Families are complicated. Mine, as well as my Boyfriend’s family are no different. I love my parents and my brother as individuals, though it can get complicated when you get us all together and add my parents’ dog to the mix. When we are together too long (sometimes more than an hour), it doesn’t always end well. Poor Boyfriend has witnessed more than a few tense moments due to conversations about politics, sports or misunderstandings between my parents about who should have wrapped which gift. Visits or phone calls usually go better one-on-one with Mom or Dad or Brother because it is easier to tailor the interaction to the person but that doesn’t work for holidays. I try to hold on to as many good memories as I can, yet sometimes the less than pleasant memories hold on, too.

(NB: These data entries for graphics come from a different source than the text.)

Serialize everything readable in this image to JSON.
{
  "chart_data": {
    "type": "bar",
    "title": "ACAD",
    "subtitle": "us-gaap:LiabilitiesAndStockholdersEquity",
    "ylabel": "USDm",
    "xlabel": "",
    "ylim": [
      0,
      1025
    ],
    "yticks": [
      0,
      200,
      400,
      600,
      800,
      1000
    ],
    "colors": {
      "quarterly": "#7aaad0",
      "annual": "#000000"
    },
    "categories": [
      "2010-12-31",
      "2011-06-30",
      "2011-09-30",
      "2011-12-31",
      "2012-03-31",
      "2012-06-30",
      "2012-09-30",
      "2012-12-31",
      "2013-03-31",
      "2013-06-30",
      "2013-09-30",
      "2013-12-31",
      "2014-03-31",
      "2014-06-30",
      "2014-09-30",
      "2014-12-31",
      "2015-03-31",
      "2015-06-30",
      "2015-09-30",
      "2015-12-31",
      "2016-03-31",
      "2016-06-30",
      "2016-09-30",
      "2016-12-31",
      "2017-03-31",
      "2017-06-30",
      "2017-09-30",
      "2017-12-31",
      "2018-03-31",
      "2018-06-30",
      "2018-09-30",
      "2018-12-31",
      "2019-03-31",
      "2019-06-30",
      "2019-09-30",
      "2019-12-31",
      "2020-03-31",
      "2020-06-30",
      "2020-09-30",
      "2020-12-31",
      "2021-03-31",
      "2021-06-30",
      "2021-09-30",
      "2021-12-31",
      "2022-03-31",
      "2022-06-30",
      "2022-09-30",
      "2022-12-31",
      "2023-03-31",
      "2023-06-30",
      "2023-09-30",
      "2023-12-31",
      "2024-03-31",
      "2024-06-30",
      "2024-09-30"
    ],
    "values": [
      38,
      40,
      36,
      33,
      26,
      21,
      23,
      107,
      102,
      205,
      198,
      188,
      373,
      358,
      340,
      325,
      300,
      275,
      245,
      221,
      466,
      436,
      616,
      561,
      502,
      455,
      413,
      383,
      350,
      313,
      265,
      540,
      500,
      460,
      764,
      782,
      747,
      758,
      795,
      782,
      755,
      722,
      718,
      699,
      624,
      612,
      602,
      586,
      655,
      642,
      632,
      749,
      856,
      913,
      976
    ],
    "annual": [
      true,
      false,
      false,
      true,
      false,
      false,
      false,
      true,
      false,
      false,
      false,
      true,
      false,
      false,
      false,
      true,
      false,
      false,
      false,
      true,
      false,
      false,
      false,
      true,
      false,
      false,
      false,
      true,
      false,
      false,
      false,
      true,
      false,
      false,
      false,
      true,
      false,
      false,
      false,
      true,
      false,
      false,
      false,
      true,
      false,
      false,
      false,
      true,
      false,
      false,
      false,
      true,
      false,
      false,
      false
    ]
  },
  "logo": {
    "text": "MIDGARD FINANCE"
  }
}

Boyfriend and I have not gone home since summer 2013, when we moved from the Chicago area to the Great State of Texas. I am feeling a little excited though mostly cautious, not only about the 20+ hour drive each way with our beloved cat, but also the complexities of visiting my family and extended family, staying with Boyfriend’s family, and attempting to connect with old friends. It will be an interesting week of social exchanges, though I’m sure the week will not be without challenges. A positive is that my Brother is bringing his girlfriend home for Christmas, and he is usually the diplomat who tries to get everyone to get along.
The key to a successful week of visits and co-existing, I think, will be to have a plan of what we want to do and with whom, keeping in mind that I may not see my family for a while and that nobody is going to change just because we left. In other words, I will have to pack the patience and have one expectation – that Boyfriend and I will spend time with our families, good or otherwise. I am hopeful, always hopeful, that both families will accept this as a chance to enjoy our company for Christmas, especially after a year of holidays that we missed. I hope we can laugh and talk and just be people: no power struggles, you did this, he did that, how come you haven’t called, and he’s your only brother, blah, blah, blah. I will try to stay in the now without writing a narrative of what should happen, and I will review my coping skills because I will certainly need them.
Deciding to take this trip was not easy for us, due to our past success rate at holidays and the real possibility of snow and ice in the forecast. I know that I can only control me and that I have no control over others, especially those who hide ugly statements in jokes, give you back-handed compliments and smile while saying that you don’t get her humor, even with the proverbial knife in your back. I also have no control over passive-aggressiveness doing battle with intermittent explosive disorder and selective Tourette’s syndrome. I have no control over the weather either. Life, however, is short. People get older, time keeps going and regrets are a heavy burden to bear. At least our beloved Cat will on the journey with us to offer comfort and love along the way.